Pet Yeast.

I bake a lot.
A whole lot.
My friends will affirm this.
There are two problems with baking a lot. The first problem is that if you bake a lot, and eat what you bake, then you eat a lot of baked goods. Why is this a problem, you ask? Well, it isn't a problem for my super-skinny-never-gain-weight husband. But it is a problem for me, because if I so much as look at a piece of cake I can just feel the weight piling on. Oh, well. I will eat more salad later. Because baked goods are good for the soul. I just know it. And I care about my soul.

The second problem is that the stuff for baking can be expensive. Flour is cheap, as is sugar, but things like, say, yeast can be pricey. And when Morgan and I can put away two loaves of French bread in one day (yes, the two loaves in that picture are now history), if I used a package of yeast for every batch of bread, that would add up pretty darn quick.

But never fear. I have a solution. Because I am poor. And because I love to bake. And because I would much rather spend the money on new clothes AND still have the yeast to bake with. For free. Because free is better than not free.

So how do I get free yeasts, you may ask? Well, simple. I raise them. My pet yeasts. In a jar. In my fridge. Just waiting to be mixed with flour and left to consume sugar and toot out carbon dioxide and make my bread fluffy and full of bubbles. Yeast-toot bubbles. Yeah... I'm weird.

Let me show you how to raise yeast.

 1. Pick a cute jar. Important step. This jar will be your new pets' home. It must be cute.
2. Put into the jar
     1/4 package yeast
     about 1/2 cup of flour
     about 1 Tb sugar (if you want active yeast soon)
    about 1/2 cup warm water
3. Stir.
4. Let sit at room temperature until you see lots of bubbles, and the paste is doubled in size.

Now your yeast is happy and ready to use, and is equivalent to about a full package of yeast. You can put your jar of yeast into the fridge until you are ready to use it. When you want to use it, just pull it out of the fridge, stir it (it will separate a bit), and let it warm to room temperature (you will see bubbles again). Then, use in your recipe pretty much as you would packaged yeast. It may take a bit of practice to learn portions when using this as opposed to a package, but for the most part if you just substitute in a jar-full of this stuff, it works.

When you use this yeast, pour most of the jar into your recipe, leaving a small amount of paste sticking to the sides of your jar. Then, add flour and warm water again and let rise to double before putting back into your refrigerator.

In my experience, this takes just a little longer to rise than ordinary yeast, but not a whole lot longer. If it takes a really whole lot longer, then your yeasts are not happy and you need to help them... don't ask me how. My best method of yeast-rejuvenation has been to pour them out and start over. 
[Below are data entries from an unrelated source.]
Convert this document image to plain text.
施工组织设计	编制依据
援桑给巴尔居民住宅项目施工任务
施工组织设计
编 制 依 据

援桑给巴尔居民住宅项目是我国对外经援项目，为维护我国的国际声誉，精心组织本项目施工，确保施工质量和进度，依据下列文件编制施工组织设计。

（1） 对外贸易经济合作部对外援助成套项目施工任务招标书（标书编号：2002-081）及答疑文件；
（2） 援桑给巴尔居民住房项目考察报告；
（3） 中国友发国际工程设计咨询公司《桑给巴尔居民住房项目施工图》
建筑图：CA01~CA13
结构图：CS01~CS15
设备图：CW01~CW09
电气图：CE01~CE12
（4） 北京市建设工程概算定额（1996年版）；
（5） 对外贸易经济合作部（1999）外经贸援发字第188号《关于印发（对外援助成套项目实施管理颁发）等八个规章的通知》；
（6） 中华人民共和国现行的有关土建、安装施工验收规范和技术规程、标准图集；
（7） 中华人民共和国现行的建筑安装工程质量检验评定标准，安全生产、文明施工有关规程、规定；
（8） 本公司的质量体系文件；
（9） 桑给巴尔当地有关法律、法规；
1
In a plain bread recipe, you will taste a very slight sourdough taste to the bread, which is extremely yummy. For breads like cinnamon roll dough, however, there is no added taste due to the homegrown yeast.

Since you no doubt will want to get started using your yeast right away, I will give you a basic recipe for plain french bread, which I make very often, and which gets eaten quickly. Very quickly.

 French Bread with Pet Yeast:
(2 loaves)
yeast (about 1/2 cup)
3 c flour
warm water
olive oil

Pour yeast into mixing bowl. Add about 3 cups of flour (I usually just pour in some flour till there is a little mountain of flour). Add some salt... around a teaspoon, more or less, depending on how much you like salt. Add warm water a little at a time while kneading it until you get a semi-stiff dough. This will be around 1 - 1 1/2 cups of water. About.
Knead until dough is smooth and elastic. Knead a long time. A really long time. Learn to love kneading. It's therapeutic. I learned that from my mom, who used to make bread when she was upset.
Put in a clean bowl and rub all over with olive oil. Cover with a piece of saran wrap (to keep the outside from drying out) and a kitchen towel.
Let rise to double, or until when you press your finger into the dough, it springs back very slowly.
Punch down, let rise again to double.

Now, divide dough in half and form two french loaves of bread. Long, skinny. Make them skinnier than you want them to be in the end, because they will rise again. Cut slits diagonally in the top with a sharp knife or a pair of scissors, about 1/4 inch deep. Place loaves on a cookie sheet a ways apart from each other, and cover with damp kitchen towel.
Let rise to about half-again their size.

Heat oven to 350 F. Bake bread until slightly golden, and when you tap on the crust it sounds hollow. Pull bread out, slather with butter, and eat it all with a big glass of milk. Now.

 Give us this day our daily bread, because with warm fresh bread in our tummies it is so much easier to forgive those who trespass against us.